1 14-ounce block extra-firm water-packed tofu, rinsed, patted dry and cut into 1-inch cubes
1 medium red onion, sliced
2 teaspoons canola oil
2 teaspoons toasted sesame oil
1/4 teaspoon salt
1/4 teaspoon freshly ground pepper
1 tablespoon tahini, (see Tip)
1 tablespoon reduced-sodium soy sauce
2 teaspoons pure maple syrup
1 teaspoon cider vinegar
3 cups sugar snap peas, trimmed
1 tablespoon sesame seeds

1. Preheat oven to 450°F.

2. Toss tofu, onion, canola oil, sesame oil, salt and pepper in a large bowl. Spread on a large baking sheet and roast until the tofu is lightly golden on top and the onions are browning in spots, 15 to 20 minutes.

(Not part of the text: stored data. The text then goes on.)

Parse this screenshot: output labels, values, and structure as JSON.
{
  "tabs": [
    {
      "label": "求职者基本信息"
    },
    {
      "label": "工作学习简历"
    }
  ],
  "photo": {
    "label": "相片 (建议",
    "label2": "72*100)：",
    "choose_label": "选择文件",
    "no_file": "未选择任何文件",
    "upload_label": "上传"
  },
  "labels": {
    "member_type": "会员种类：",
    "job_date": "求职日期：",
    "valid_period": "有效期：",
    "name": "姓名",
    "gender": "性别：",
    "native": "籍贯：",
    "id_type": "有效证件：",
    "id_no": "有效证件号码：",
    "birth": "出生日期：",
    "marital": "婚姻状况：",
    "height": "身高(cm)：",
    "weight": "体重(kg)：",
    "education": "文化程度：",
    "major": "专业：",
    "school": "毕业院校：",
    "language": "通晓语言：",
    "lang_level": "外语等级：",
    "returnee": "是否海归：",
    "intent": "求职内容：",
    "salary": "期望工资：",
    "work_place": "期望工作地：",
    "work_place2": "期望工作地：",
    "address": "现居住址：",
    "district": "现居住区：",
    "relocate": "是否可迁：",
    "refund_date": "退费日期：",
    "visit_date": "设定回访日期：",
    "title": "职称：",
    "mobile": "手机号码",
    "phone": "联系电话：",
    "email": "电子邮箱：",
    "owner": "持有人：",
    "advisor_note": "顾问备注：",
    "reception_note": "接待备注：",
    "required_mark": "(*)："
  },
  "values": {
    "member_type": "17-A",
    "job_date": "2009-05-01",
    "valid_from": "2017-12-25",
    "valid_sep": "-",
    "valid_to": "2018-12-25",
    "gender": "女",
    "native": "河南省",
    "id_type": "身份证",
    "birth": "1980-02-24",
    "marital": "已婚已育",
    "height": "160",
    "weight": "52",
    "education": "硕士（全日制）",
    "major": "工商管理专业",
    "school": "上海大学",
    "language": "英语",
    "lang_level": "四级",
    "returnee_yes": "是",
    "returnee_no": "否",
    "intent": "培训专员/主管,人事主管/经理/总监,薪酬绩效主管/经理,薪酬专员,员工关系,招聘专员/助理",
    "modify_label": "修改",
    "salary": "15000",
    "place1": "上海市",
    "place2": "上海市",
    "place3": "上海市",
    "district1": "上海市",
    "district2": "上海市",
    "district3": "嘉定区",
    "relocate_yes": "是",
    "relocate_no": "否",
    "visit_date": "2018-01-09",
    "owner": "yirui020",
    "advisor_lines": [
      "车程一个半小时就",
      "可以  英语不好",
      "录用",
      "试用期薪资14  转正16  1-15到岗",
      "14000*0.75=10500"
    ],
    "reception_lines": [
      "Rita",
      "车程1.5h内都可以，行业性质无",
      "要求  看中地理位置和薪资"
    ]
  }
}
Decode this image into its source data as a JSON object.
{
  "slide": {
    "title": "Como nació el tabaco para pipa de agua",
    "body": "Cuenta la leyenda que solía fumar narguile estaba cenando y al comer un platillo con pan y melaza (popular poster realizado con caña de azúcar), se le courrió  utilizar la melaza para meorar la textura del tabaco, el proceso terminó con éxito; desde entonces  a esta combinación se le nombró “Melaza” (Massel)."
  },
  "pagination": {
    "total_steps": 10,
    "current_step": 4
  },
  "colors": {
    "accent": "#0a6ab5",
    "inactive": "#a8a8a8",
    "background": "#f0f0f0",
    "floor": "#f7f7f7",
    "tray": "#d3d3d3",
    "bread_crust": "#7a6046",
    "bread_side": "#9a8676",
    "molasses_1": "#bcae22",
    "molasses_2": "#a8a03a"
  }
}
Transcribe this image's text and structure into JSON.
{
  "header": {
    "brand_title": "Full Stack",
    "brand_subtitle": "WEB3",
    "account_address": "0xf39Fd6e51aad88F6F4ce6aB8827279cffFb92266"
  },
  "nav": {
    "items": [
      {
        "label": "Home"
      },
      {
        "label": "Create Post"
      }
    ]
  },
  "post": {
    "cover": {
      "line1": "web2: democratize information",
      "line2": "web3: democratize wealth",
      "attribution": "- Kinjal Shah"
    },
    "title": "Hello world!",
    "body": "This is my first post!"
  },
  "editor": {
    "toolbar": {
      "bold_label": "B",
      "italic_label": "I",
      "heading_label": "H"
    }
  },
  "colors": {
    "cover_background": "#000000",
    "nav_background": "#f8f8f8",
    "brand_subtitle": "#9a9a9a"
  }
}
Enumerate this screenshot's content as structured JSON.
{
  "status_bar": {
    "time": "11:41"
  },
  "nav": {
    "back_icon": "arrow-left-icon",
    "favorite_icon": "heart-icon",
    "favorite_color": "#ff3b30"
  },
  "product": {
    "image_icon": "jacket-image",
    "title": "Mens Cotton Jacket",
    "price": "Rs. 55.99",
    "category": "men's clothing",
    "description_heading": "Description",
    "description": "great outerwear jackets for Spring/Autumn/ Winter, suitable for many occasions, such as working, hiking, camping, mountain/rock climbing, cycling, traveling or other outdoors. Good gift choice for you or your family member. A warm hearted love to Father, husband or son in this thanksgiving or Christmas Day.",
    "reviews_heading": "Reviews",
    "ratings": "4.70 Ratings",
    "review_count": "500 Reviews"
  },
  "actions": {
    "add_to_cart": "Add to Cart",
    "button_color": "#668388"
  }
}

3. Whisk tahini, soy sauce, maple syrup and vinegar in a small dish until combined. Remove the tofu from the oven, add snap peas and drizzle with the maple sauce; stir to combine. Sprinkle with sesame seeds. Return to the oven and continue roasting until the peas are crisp-tender, 8 to 12 minutes more.

Makes 4 servings, about 1 1/4 cups each

Tahini is a smooth, thick paste made from ground sesame seeds. Look for it in the Middle Eastern section or near other nut butters in large supermarkets. I used peanut butter in place of the tahini and it still tasted really good, though maybe not as intended. :)  To make it a meal, serve over udon noodles or rice.

Nutrition Per serving: 197 calories; 12 g fat (2 g sat, 4 g mono); 0 mg cholesterol; 13 g carbohydrates; 11 g protein; 3 g fiber; 305 mg sodium; 219 mg potassium.

Nutrition Bonus: Calcium (25% daily value), Vitamin C (20% dv), Iron (15% dv).